To be fair in their outlook and assumptions, critics should not overlook the following points.   

First: There is a difference in the nature of growth in domestic production which is not similar to decline is inflation.  The former is subject to long-term planning whereas the latter can be addressed in a shorter timeframe. GDP is influenced by a variety of trends and variables whereas the latter’s resolution may be feasible by implementing a monetary single cause strategy.  

Second: Several elements with a direct impact on economic growth do not actually fall under the government auspices. Growth is a function of market behavior and often manipulated by market mechanisms. The government can prepare and develop the required policies. Whereas in the case of troubled economies saddled with high inflation, the monetary policymaker possesses the power to curb inflation by controlling the cash flow policies.  

Having said that, criticizing the government for its inability to improve and augment growth would be unreasonable. Especially in light of the bitter reality that the economy has not been in a normal state of affairs for almost a decade due, in part, to the political and international risk factors. Although these tribulations have been partially addressed and reduced by the government, problems linger on.

In the past week, the government took a bold step and announced its plan of action on how to put an end to the recession plaguing the economy.  In no uncertain terms it made known that it regards important not only the monumental challenges in two key sectors, namely  production and employment, but knows better than most of its pronounced critics the appropriate exit mechanisms.

 Anti-Stagflation Policy     

Having established that to foster economic growth the government will be adopting only those policies which are not inflationary in nature, was seen as a remarkable achievement because it provides the government the authority to shun policies that  are not anti-inflationary in nature. This progress demands mention also because the government will be capable of resisting pressures from those seeking loans under the false pretext of underpinning the domestic production sector but actually fuel inflation.  

With such a strategy the government makes the point that lending that supplies oxygen to the burning fires of inflation are indeed a thing of the past. In the mean time it also addresses the concerns of those economic pundits who give importance to the inflation issue and believe in paving the way for economic stability in the long-run which ultimately leads to decent growth figures and an end to the recession. This indicates that the state still adheres to anti-inflationary targets and does not intend to loosen its grip over its gains. The recent roadmap indicates that policymakers are aware of the fact that the state’s primary duty on the road to helping ensure the prosperity of the masses is to provide a suitable environment and space for businesses. The government should not act as a producer or storekeeper, rather it should offer assurances and create the instruments for sustainable macroeconomic growth and minimize risks for the market by means of which the future economic growth can and should be anticipated for employers who create jobs and help cut the dole queues.

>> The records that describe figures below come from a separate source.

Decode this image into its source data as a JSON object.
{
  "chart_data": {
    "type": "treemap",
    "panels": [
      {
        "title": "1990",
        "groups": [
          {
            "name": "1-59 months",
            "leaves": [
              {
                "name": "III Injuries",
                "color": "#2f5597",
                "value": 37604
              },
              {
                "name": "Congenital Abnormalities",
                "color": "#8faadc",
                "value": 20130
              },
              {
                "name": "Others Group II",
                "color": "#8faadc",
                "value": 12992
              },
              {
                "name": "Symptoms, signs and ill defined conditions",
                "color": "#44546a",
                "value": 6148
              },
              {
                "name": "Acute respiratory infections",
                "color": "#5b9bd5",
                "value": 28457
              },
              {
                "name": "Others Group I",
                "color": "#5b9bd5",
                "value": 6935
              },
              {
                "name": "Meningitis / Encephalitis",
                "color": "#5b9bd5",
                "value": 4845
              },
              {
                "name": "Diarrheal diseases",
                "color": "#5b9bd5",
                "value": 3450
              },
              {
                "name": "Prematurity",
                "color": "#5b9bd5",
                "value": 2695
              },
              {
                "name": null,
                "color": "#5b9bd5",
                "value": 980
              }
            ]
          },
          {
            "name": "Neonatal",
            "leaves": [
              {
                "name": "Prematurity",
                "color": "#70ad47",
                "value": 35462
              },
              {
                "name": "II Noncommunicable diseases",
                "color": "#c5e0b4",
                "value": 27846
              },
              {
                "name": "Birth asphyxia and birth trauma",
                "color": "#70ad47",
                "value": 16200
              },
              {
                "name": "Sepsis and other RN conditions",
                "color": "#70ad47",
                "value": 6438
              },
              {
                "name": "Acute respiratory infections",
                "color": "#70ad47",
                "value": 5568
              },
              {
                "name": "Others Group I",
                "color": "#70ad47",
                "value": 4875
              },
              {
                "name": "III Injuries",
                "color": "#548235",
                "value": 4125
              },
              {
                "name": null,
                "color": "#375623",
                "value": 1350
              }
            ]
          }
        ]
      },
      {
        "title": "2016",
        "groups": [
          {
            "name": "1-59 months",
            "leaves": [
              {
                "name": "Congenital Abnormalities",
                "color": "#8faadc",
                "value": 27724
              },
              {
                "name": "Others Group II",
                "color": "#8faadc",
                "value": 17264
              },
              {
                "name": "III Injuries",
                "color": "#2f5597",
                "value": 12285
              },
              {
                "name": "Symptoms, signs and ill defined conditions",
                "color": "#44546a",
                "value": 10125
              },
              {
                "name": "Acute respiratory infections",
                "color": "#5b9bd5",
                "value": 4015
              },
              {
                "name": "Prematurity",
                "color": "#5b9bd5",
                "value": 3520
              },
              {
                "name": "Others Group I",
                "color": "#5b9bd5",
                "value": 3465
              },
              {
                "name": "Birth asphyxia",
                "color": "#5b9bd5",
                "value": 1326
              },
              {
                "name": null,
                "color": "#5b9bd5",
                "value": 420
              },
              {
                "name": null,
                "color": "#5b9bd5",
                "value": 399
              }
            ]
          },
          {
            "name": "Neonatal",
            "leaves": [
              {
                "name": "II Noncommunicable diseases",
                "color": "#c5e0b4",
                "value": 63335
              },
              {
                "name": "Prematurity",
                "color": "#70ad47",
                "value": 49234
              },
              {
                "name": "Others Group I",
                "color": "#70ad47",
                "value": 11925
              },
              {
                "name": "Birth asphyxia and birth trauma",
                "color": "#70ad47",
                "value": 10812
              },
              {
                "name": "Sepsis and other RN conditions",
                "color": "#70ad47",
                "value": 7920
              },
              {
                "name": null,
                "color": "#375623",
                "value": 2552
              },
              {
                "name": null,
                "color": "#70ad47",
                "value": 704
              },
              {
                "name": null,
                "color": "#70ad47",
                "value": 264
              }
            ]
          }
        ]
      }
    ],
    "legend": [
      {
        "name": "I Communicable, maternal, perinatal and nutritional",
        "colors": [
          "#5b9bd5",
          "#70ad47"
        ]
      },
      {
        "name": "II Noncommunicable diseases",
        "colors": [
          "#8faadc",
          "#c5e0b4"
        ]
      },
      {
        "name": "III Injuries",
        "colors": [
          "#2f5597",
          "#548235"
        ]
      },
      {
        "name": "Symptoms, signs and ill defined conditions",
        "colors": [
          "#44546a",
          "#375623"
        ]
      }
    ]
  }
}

Even though creation of such an environment, which is said to be the major highlight of an anti-recession strategy, normally responds favorably over an extended period of time, but in short- term could well be effective and produce the desired results. Hence, the economic variables could be influenced by the same strategies in remaining part of 2014 and the year to come.

Needless to say, all the variables of the economy will start responding positively if and when the undeniable right of ownership (enshrined in divine faiths) is respected and granted by the state. This will prevail when the state upholds the freedom when it comes to pricing mechanisms, stops interfering in the market, and not operate as one of the market-led employers. It should demonstrate the much-awaited willingness to allow the actual producers to enjoy the fruits of their own hard work. In short, it is the responsibility of the state to ensure that all necessary steps to underscore a free and competitive market are taken and adhered to.